Con 5 falli subiti (dato più alto tra i giocatori in campo al Bentegodi) e addirittura 7 palloni recuperati. Un'enormità per un attaccante. Un dato... da difensore. Perché Quarta ha recuperato gli stessi 7 palloni di Vlahovic, e meglio tra i viola hanno fatto solo Caceres (9) e Pezzella (10).

Nel mezzo anche parecchia corsa. I dati Lega certificano gli 11,258 km per Vlahovic, 3° viola dopo Amrabat e Pulgar. Così come 3° (con 10,739 km) era stato anche a Reggio Emilia sabato. Una prova di cuore e polmoni, insomma. CHE RITMO!

Ovviamente oltre alla freddezza dal dischetto. Quattro su quattro dagli undici metri in stagione, un altro gol pesantissimo come furono quelli di andata proprio contro Verona e Sassuolo. Una rete che lo porta a quota 16 in totale in campionato, 15 nelle ultime 20 partite e 7 (con un assist) nelle ultime 6.

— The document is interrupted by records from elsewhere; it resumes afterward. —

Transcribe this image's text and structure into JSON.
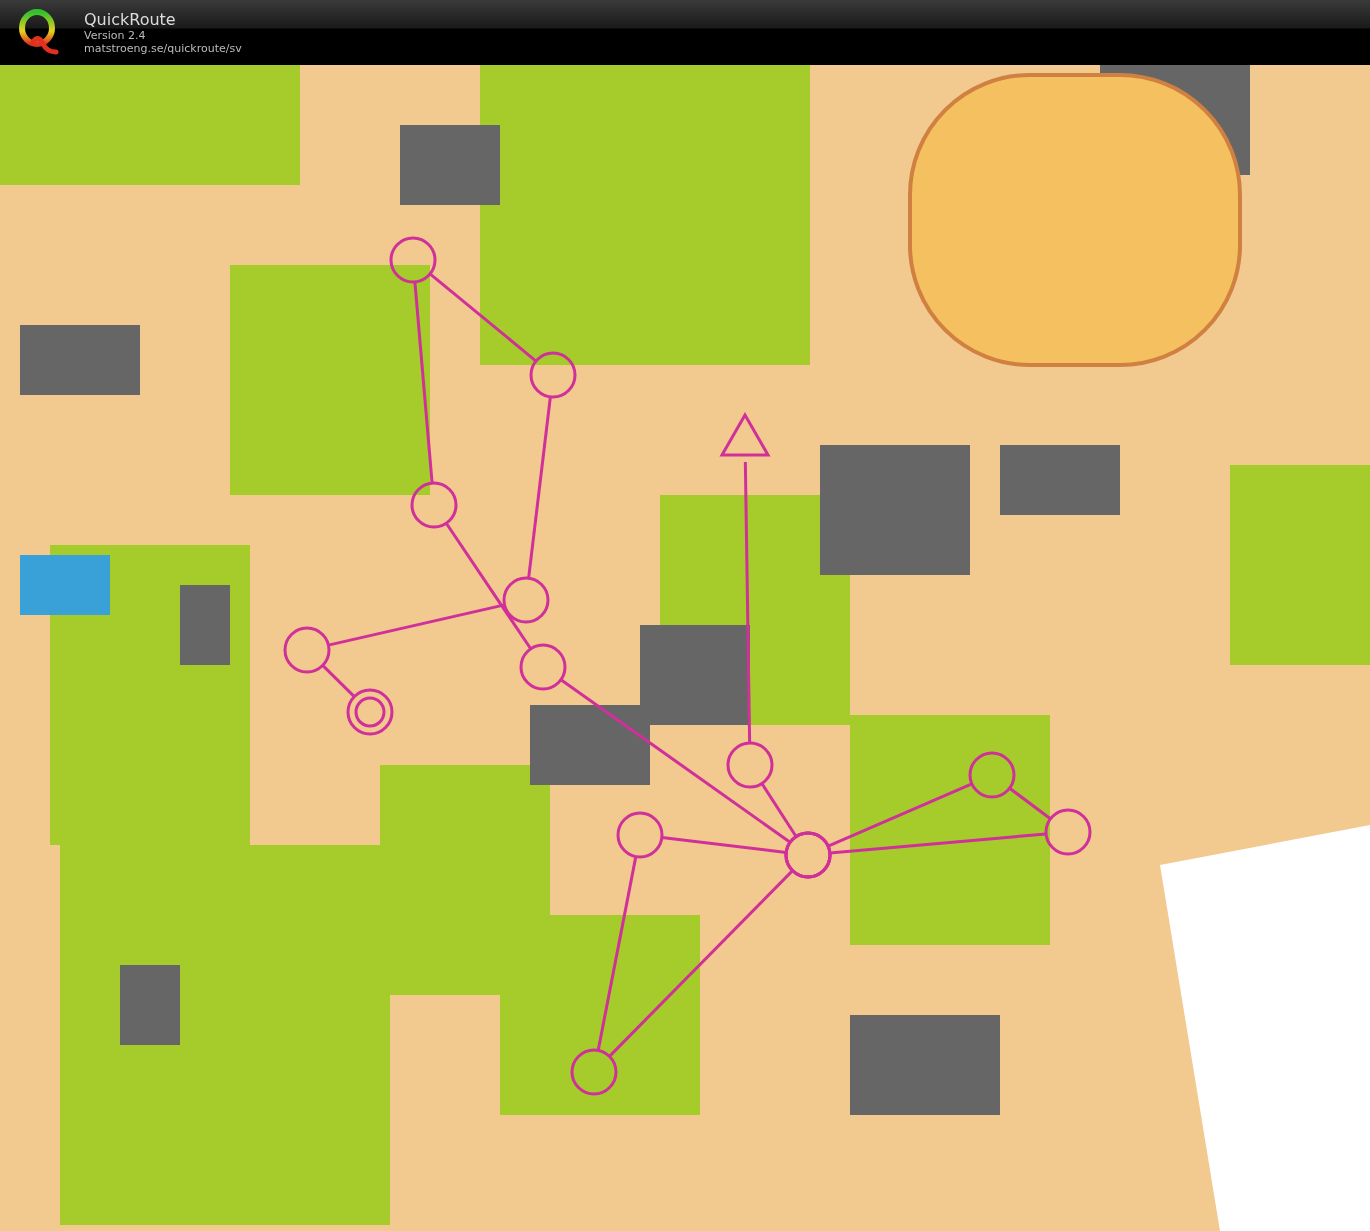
{
  "header": {
    "app_name": "QuickRoute",
    "version": "Version 2.4",
    "url": "matstroeng.se/quickroute/sv"
  }
}
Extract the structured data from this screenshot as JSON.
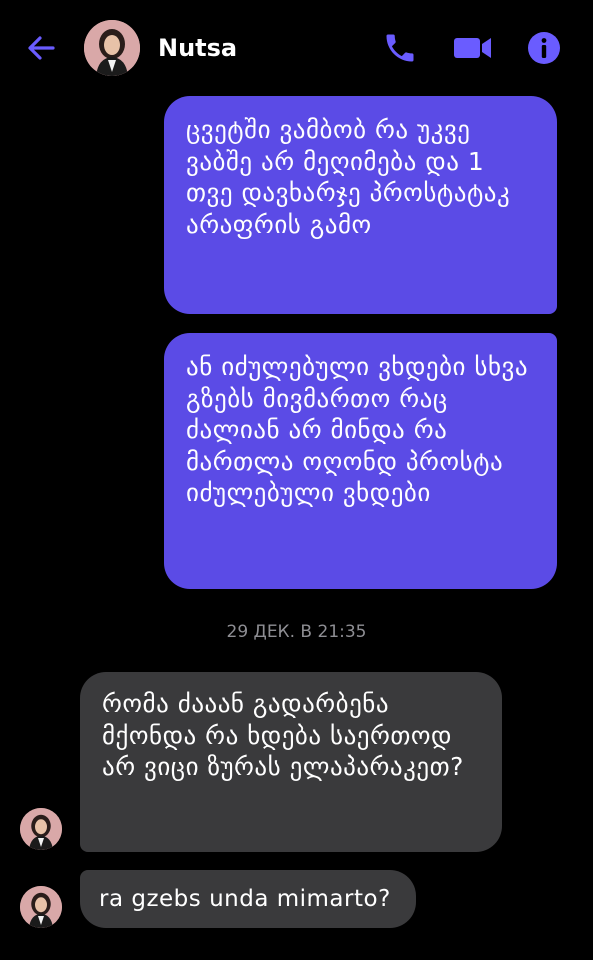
{
  "header": {
    "contact_name": "Nutsa",
    "icons": {
      "back": "arrow-left-icon",
      "call": "phone-icon",
      "video": "video-camera-icon",
      "info": "info-icon"
    },
    "accent_color": "#6a5cff"
  },
  "messages": [
    {
      "direction": "sent",
      "text": "ცვეტში ვამბობ რა უკვე ვაბშე არ მეღიმება და 1 თვე დავხარჯე პროსტატაკ არაფრის გამო"
    },
    {
      "direction": "sent",
      "text": "ან იძულებული ვხდები სხვა გზებს მივმართო რაც ძალიან არ მინდა რა მართლა ოღონდ პროსტა იძულებული ვხდები"
    },
    {
      "direction": "received",
      "text": "რომა ძააან გადარბენა მქონდა რა ხდება საერთოდ არ ვიცი ზურას ელაპარაკეთ?"
    },
    {
      "direction": "received",
      "text": "ra gzebs unda mimarto?"
    }
  ],
  "timestamp": "29 ДЕК. В 21:35",
  "colors": {
    "sent_bubble": "#5b4be6",
    "received_bubble": "#3a3a3c",
    "background": "#000000",
    "timestamp_text": "#8e8e93"
  }
}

Numeri eccezionali per il vero trascinatore di questa Fiorentina. Per ritrovare un altro attaccante viola capace di segnare 16 gol in un campionato bisogna tornare al 2013-2014, a quel Giuseppe Rossi che faceva sognare con la Fiorentina di Montella.

MUTU E GILA NEL MIRINO. Eguagliata anche la coppia Mutu-Toni del 2006/2007 con Prandelli: ora nel mirino, tra i migliori bomber viola degli ultimi 20 anni (che hanno avuto a supporto squadre decisamente più forti di questa), ci sono il Mutu 2007/2008 (17 gol in A) e il Gilardino 2008/2009 (19 reti).

Inarrivabile il Luca Toni Scarpa d'Oro del 2005/2006 (31), ma è chiaro che con 6 partite ancora da giocare Vlahovic può scrivere pagine importanti della recente storia viola. E soprattutto continuare a trascinare la sua Fiorentina verso una sofferta salvezza.